Over the years, living outside of India, I realised that our food is mistakenly represented across the world as comfort food – butter chicken/naan/biryanis and more recently South Indian food has got some limelight thanks to what I like to call the Vegan Food Revolution. I believe that while each country has something unique to offer in terms of food, very few offer the perfect balance of variety, taste and nutrition as much as Indian food does. Although I love to experiment with all kinds of cuisines – the food that I grew up eating and have in-depth knowledge about is Bihari food. We eat a host of lentils, vegetables and fresh water fish like Rohu and Catla (Carp). Some of my personal favourites are Dal Pithi (lentil stuffed steamed rice dumplings), Baingan Bharta (roasted and mashed eggplant), Baingan-Badi sabzi (Eggplant cooked in mustard flavoured tomato gravy), Kachchi Haldi ki sabzi (Curry made with Raw Turmeric), Bhuna Mutton (and chicken) and Mustard Fish curry. I could go on and on.

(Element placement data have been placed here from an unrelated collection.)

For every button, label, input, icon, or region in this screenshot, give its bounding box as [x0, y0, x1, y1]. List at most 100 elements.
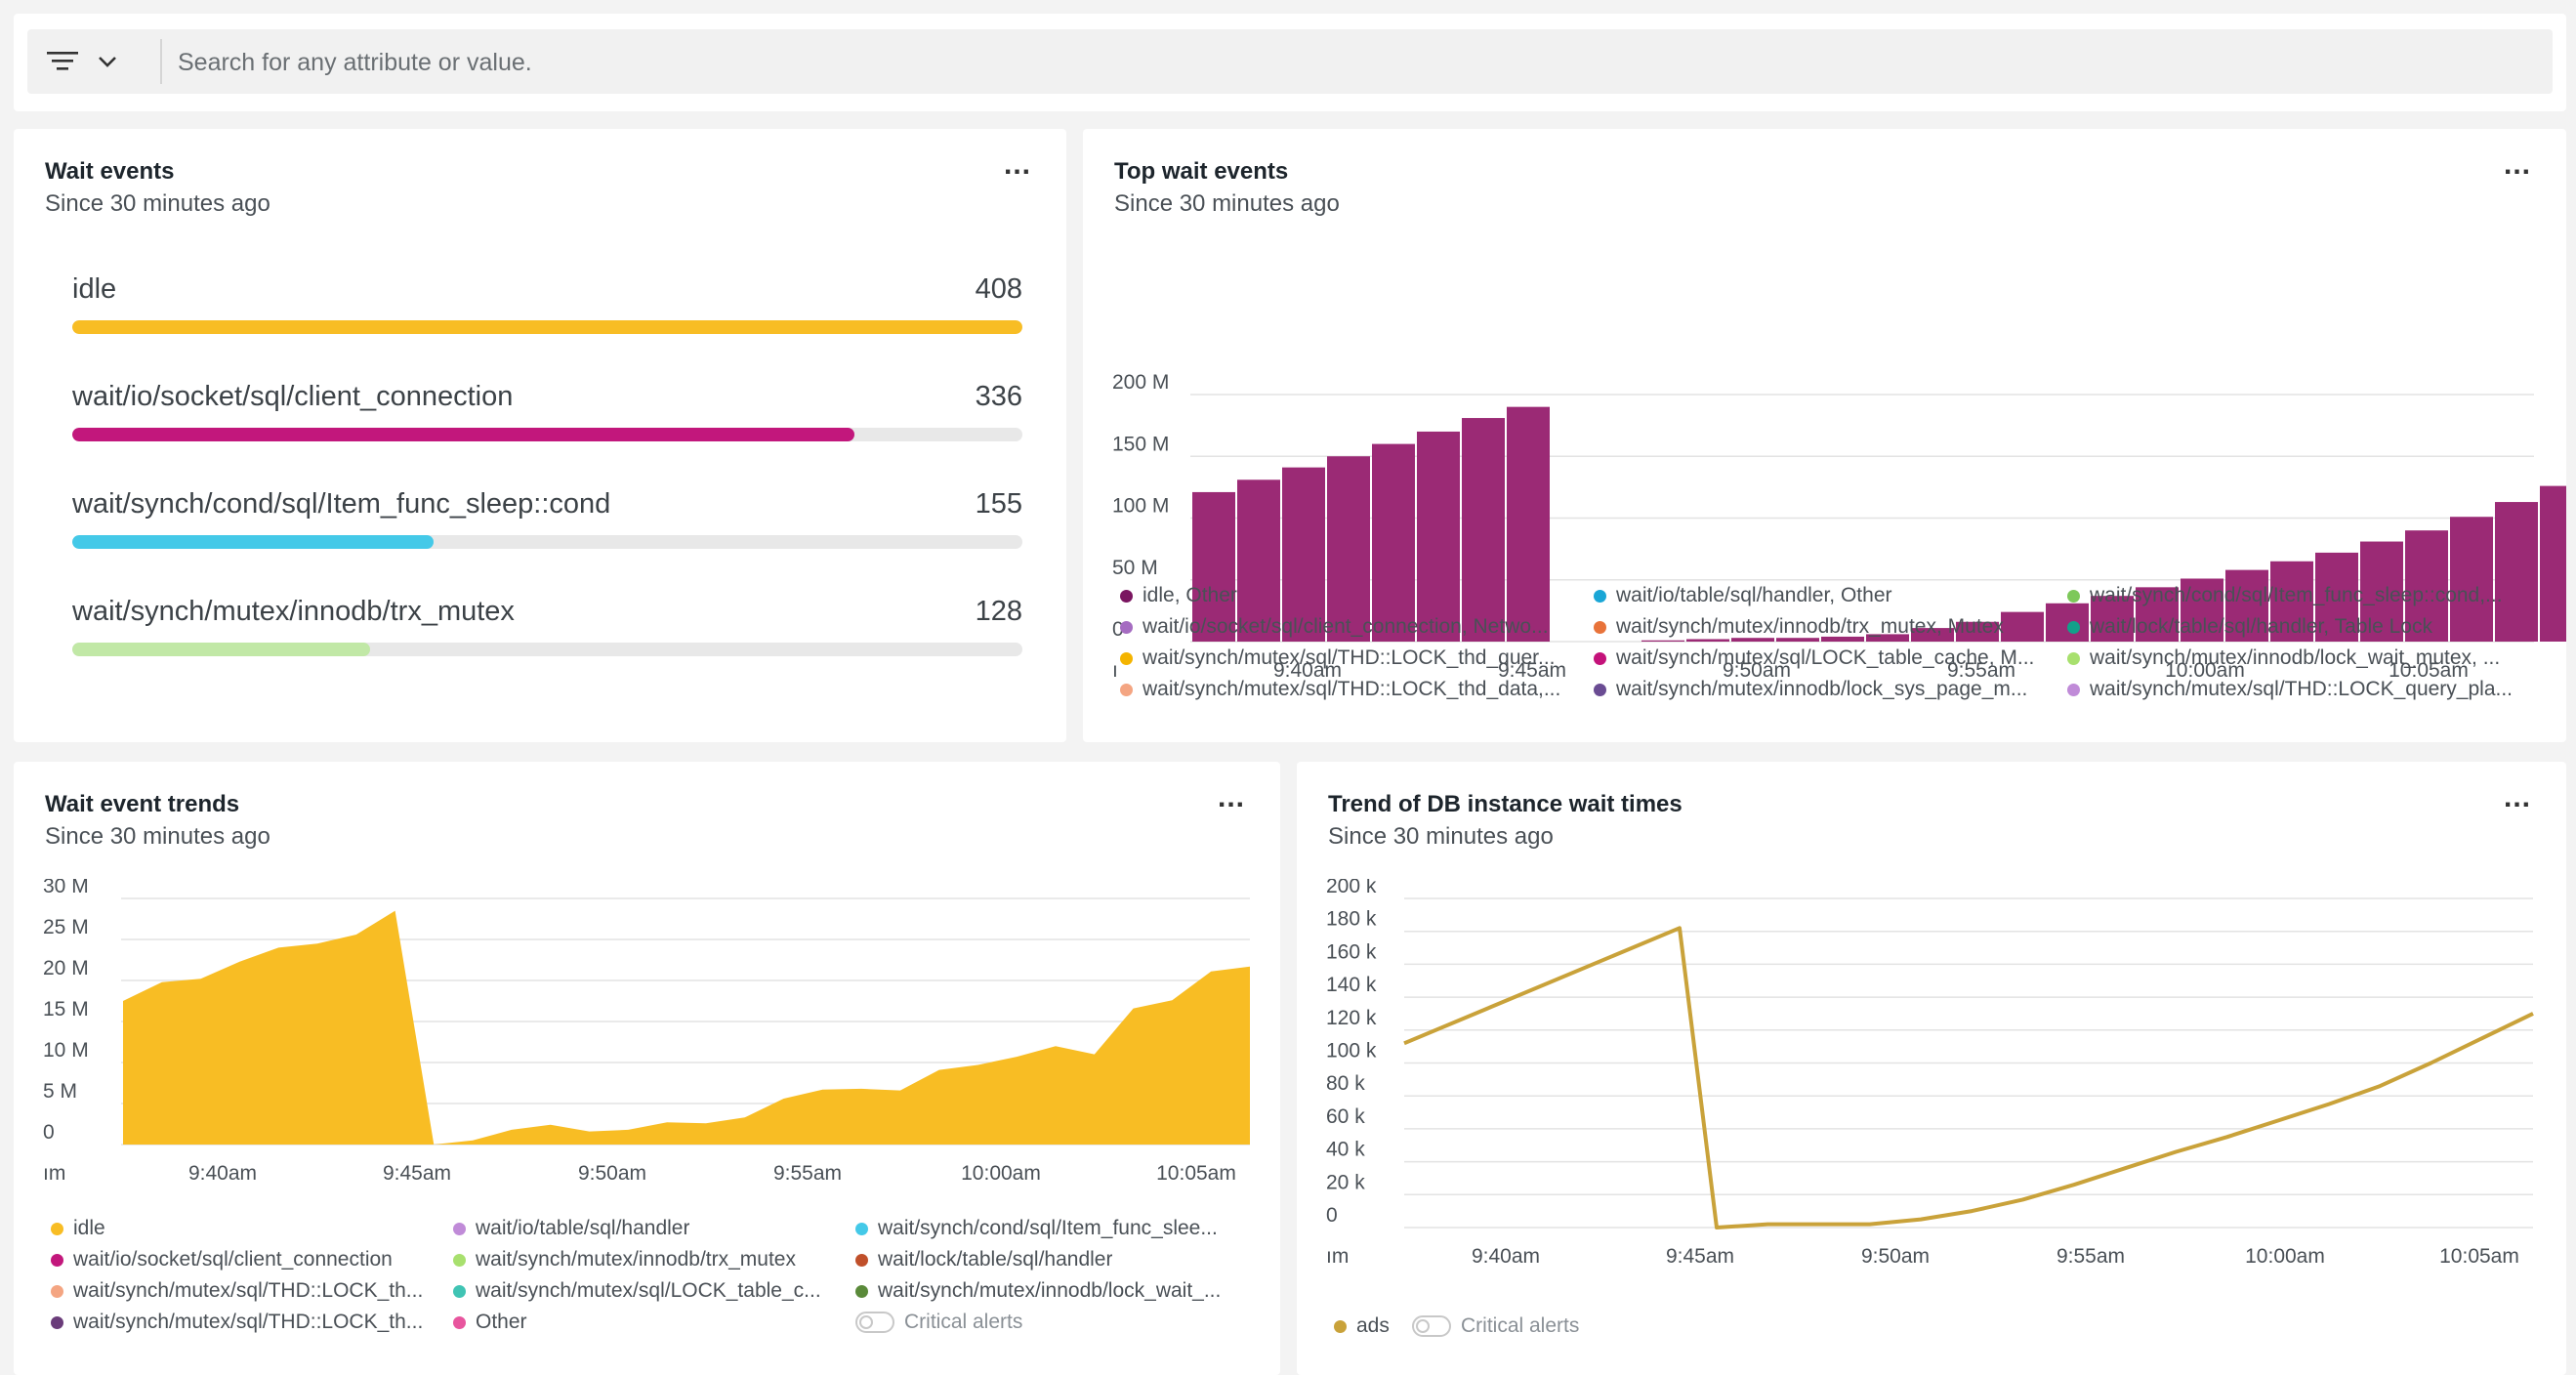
bar-list-label: idle [72, 273, 117, 305]
legend-item[interactable]: wait/synch/mutex/sql/THD::LOCK_query_pla… [2067, 678, 2525, 701]
bar[interactable] [2495, 502, 2538, 642]
bar-list-fill [72, 643, 371, 656]
bar[interactable] [1327, 456, 1370, 642]
bar[interactable] [2181, 578, 2223, 642]
bar-list-label: wait/io/socket/sql/client_connection [72, 381, 514, 412]
y-tick-label: 200 M [1112, 371, 1169, 394]
bar[interactable] [1507, 406, 1550, 642]
bar[interactable] [2540, 485, 2566, 642]
bar[interactable] [1911, 628, 1954, 642]
bar[interactable] [2360, 541, 2403, 642]
legend-label: wait/lock/table/sql/handler, Table Lock [2090, 615, 2432, 638]
critical-alerts-toggle[interactable]: Critical alerts [1412, 1314, 1627, 1338]
legend-item[interactable]: wait/synch/mutex/innodb/trx_mutex [453, 1248, 840, 1271]
legend-item[interactable]: wait/io/socket/sql/client_connection, Ne… [1120, 615, 1578, 639]
legend-item[interactable]: wait/io/socket/sql/client_connection [51, 1248, 437, 1271]
bar[interactable] [1956, 621, 1999, 642]
filter-divider [160, 39, 162, 84]
y-tick-label: 20 k [1326, 1171, 1365, 1193]
toggle-switch[interactable] [1412, 1315, 1451, 1337]
bar[interactable] [1686, 639, 1729, 642]
legend-item[interactable]: wait/lock/table/sql/handler, Table Lock [2067, 615, 2525, 639]
legend-item[interactable]: wait/synch/mutex/innodb/trx_mutex, Mutex [1594, 615, 2052, 639]
legend-dot [51, 1315, 63, 1329]
bar[interactable] [1192, 491, 1235, 642]
legend-dot [1120, 683, 1133, 696]
bar-list-row[interactable]: wait/synch/mutex/innodb/trx_mutex 128 [61, 596, 1022, 664]
toggle-switch[interactable] [855, 1312, 894, 1333]
y-tick-label: 0 [1326, 1204, 1338, 1227]
legend-label: wait/synch/cond/sql/Item_func_sleep::con… [2090, 584, 2503, 606]
search-input[interactable] [176, 37, 1547, 88]
bar-list-row[interactable]: wait/synch/cond/sql/Item_func_sleep::con… [61, 488, 1022, 557]
bar[interactable] [1776, 638, 1819, 642]
filter-menu-button[interactable] [47, 39, 145, 84]
bar[interactable] [1641, 640, 1684, 642]
y-tick-label: 0 [1112, 618, 1124, 641]
legend-item[interactable]: idle [51, 1217, 437, 1240]
bar[interactable] [2046, 603, 2089, 642]
bar[interactable] [2315, 552, 2358, 642]
legend-dot [1594, 620, 1606, 634]
bar[interactable] [1821, 636, 1864, 642]
y-tick-label: 60 k [1326, 1105, 1365, 1128]
card-subtitle: Since 30 minutes ago [45, 823, 270, 850]
more-options-button[interactable]: ... [2503, 781, 2531, 813]
more-options-button[interactable]: ... [1217, 781, 1245, 813]
legend-item[interactable]: wait/synch/mutex/sql/LOCK_table_c... [453, 1279, 840, 1303]
more-options-button[interactable]: ... [1003, 148, 1031, 181]
x-tick-label: 10:05am [2389, 659, 2469, 682]
card-subtitle: Since 30 minutes ago [1328, 823, 1554, 850]
bar[interactable] [1237, 479, 1280, 642]
legend-item[interactable]: wait/synch/mutex/sql/THD::LOCK_thd_data,… [1120, 678, 1578, 701]
wait-event-trends-area-chart: 0 5 M 10 M 15 M 20 M 25 M 30 M 9:40am 9:45am 9:50… [43, 879, 1250, 1185]
y-tick-label: 20 M [43, 957, 89, 979]
legend-item[interactable]: wait/synch/mutex/sql/LOCK_table_cache, M… [1594, 646, 2052, 670]
legend-dot [51, 1253, 63, 1267]
legend-label: Critical alerts [904, 1311, 1023, 1333]
legend-dot [1120, 620, 1133, 634]
y-tick-label: 40 k [1326, 1139, 1365, 1161]
legend-dot [1120, 589, 1133, 603]
bar-list-row[interactable]: wait/io/socket/sql/client_connection 336 [61, 381, 1022, 449]
bar-list-label: wait/synch/cond/sql/Item_func_sleep::con… [72, 488, 611, 520]
bar[interactable] [1462, 418, 1505, 642]
legend-item[interactable]: wait/synch/mutex/innodb/lock_wait_mutex,… [2067, 646, 2525, 670]
bar[interactable] [1866, 634, 1909, 642]
legend-item[interactable]: wait/synch/cond/sql/Item_func_slee... [855, 1217, 1242, 1240]
bar[interactable] [1372, 443, 1415, 642]
legend-item[interactable]: idle, Other [1120, 584, 1578, 607]
x-tick-label: 10:00am [2245, 1245, 2325, 1268]
bar[interactable] [2450, 517, 2493, 642]
legend-item[interactable]: wait/synch/mutex/sql/THD::LOCK_thd_quer.… [1120, 646, 1578, 670]
legend-item[interactable]: Other [453, 1311, 840, 1334]
line-series-ads[interactable] [1403, 926, 2534, 1229]
y-tick-label: 140 k [1326, 974, 1377, 996]
bar[interactable] [1417, 431, 1460, 642]
bar[interactable] [2405, 530, 2448, 642]
filter-icon [47, 52, 78, 70]
bar[interactable] [2225, 569, 2268, 642]
legend-item[interactable]: wait/synch/cond/sql/Item_func_sleep::con… [2067, 584, 2525, 607]
legend-item[interactable]: wait/synch/mutex/sql/THD::LOCK_th... [51, 1311, 437, 1334]
legend-item[interactable]: wait/io/table/sql/handler [453, 1217, 840, 1240]
bar-list-value: 155 [975, 488, 1022, 520]
bar[interactable] [2136, 587, 2179, 642]
legend-item[interactable]: wait/lock/table/sql/handler [855, 1248, 1242, 1271]
legend-dot [1594, 683, 1606, 696]
more-options-button[interactable]: ... [2503, 148, 2531, 181]
critical-alerts-toggle[interactable]: Critical alerts [855, 1311, 1242, 1334]
bar-list-row[interactable]: idle 408 [61, 273, 1022, 342]
bar[interactable] [1731, 638, 1774, 642]
legend-label: wait/synch/mutex/sql/LOCK_table_c... [476, 1279, 821, 1302]
bar[interactable] [1282, 467, 1325, 642]
area-series-idle[interactable] [123, 910, 1250, 1145]
legend-item[interactable]: wait/synch/mutex/innodb/lock_wait_... [855, 1279, 1242, 1303]
bar[interactable] [2091, 596, 2134, 642]
legend-item[interactable]: wait/io/table/sql/handler, Other [1594, 584, 2052, 607]
legend-item[interactable]: wait/synch/mutex/innodb/lock_sys_page_m.… [1594, 678, 2052, 701]
bar[interactable] [2001, 611, 2044, 642]
legend-item[interactable]: ads [1334, 1314, 1406, 1338]
legend-item[interactable]: wait/synch/mutex/sql/THD::LOCK_th... [51, 1279, 437, 1303]
bar[interactable] [2270, 561, 2313, 642]
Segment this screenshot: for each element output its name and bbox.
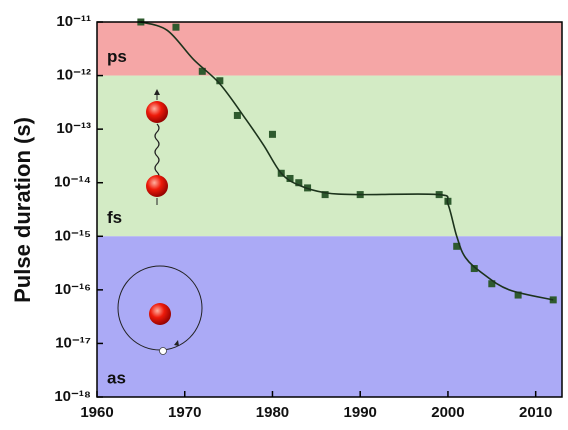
x-tick-label: 1990 [344,404,377,421]
x-tick-label: 2010 [519,404,552,421]
x-tick-label: 1980 [256,404,289,421]
band-label: fs [107,208,122,227]
y-tick-label: 10⁻¹¹ [56,13,91,30]
y-tick-label: 10⁻¹⁵ [54,227,91,244]
chart: ps fs as Pulse duration (s) 10⁻¹⁸ 10⁻¹⁷ 10⁻¹… [0,0,568,430]
band [97,76,562,237]
y-tick-label: 10⁻¹³ [56,120,91,137]
x-tick-label: 1970 [168,404,201,421]
y-axis-title: Pulse duration (s) [10,117,35,303]
point [172,24,179,31]
y-tick-label: 10⁻¹⁶ [54,281,91,298]
atom [146,101,168,123]
electron [160,348,167,355]
x-tick-label: 2000 [431,404,464,421]
y-tick-label: 10⁻¹⁴ [54,174,91,191]
x-tick-label: 1960 [80,404,113,421]
y-tick-label: 10⁻¹⁷ [55,334,91,351]
point [269,131,276,138]
point [234,112,241,119]
band-label: ps [107,47,127,66]
y-tick-label: 10⁻¹² [56,67,91,84]
atom [146,175,168,197]
band-label: as [107,368,126,387]
nucleus [149,303,171,325]
y-tick-label: 10⁻¹⁸ [54,388,91,405]
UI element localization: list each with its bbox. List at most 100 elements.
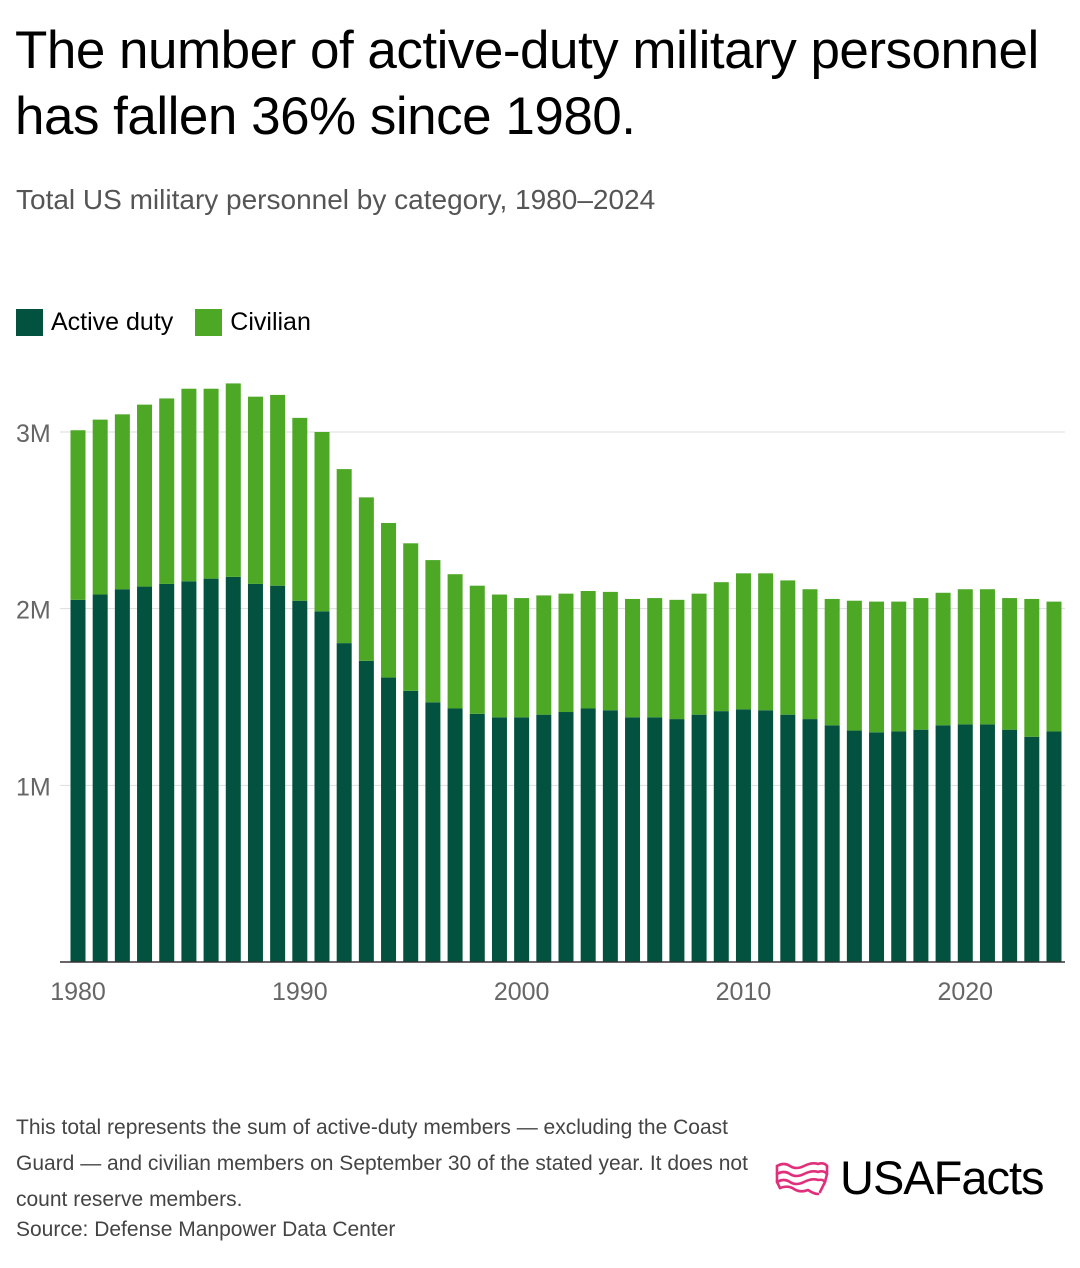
bar-civilian-1980	[70, 430, 86, 600]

- Have you done a course in Food Photography?
You can call me an “internet-taught” food photographer. Just a lot of playing around and getting comfortable with my DSLR, studying light and YouTube has helped. I also follow a lot of professional food photographers’ work on social media which inspires me a lot too. I am nowhere close to my goal but I learn something new each day and that is what I love about blogging and social media.
- A food photographer needs an eye for food plating & styling – how did you develop that skill?
Food styling and plating is something I am learning on the job. I do have a naturally intuitive eye for detail and understanding of colour scheme and balance which helps too. Again, this art like any other gets better with experience.
- We hear that you also provide catering services, tell us more about that?
Well, it isn’t your typical catering service as I am a one woman army so do not have the bandwidth for it at the moment. However what I do provide is small meals for 2-4 people prepared with high quality ingredients delivered to one’s doorstep.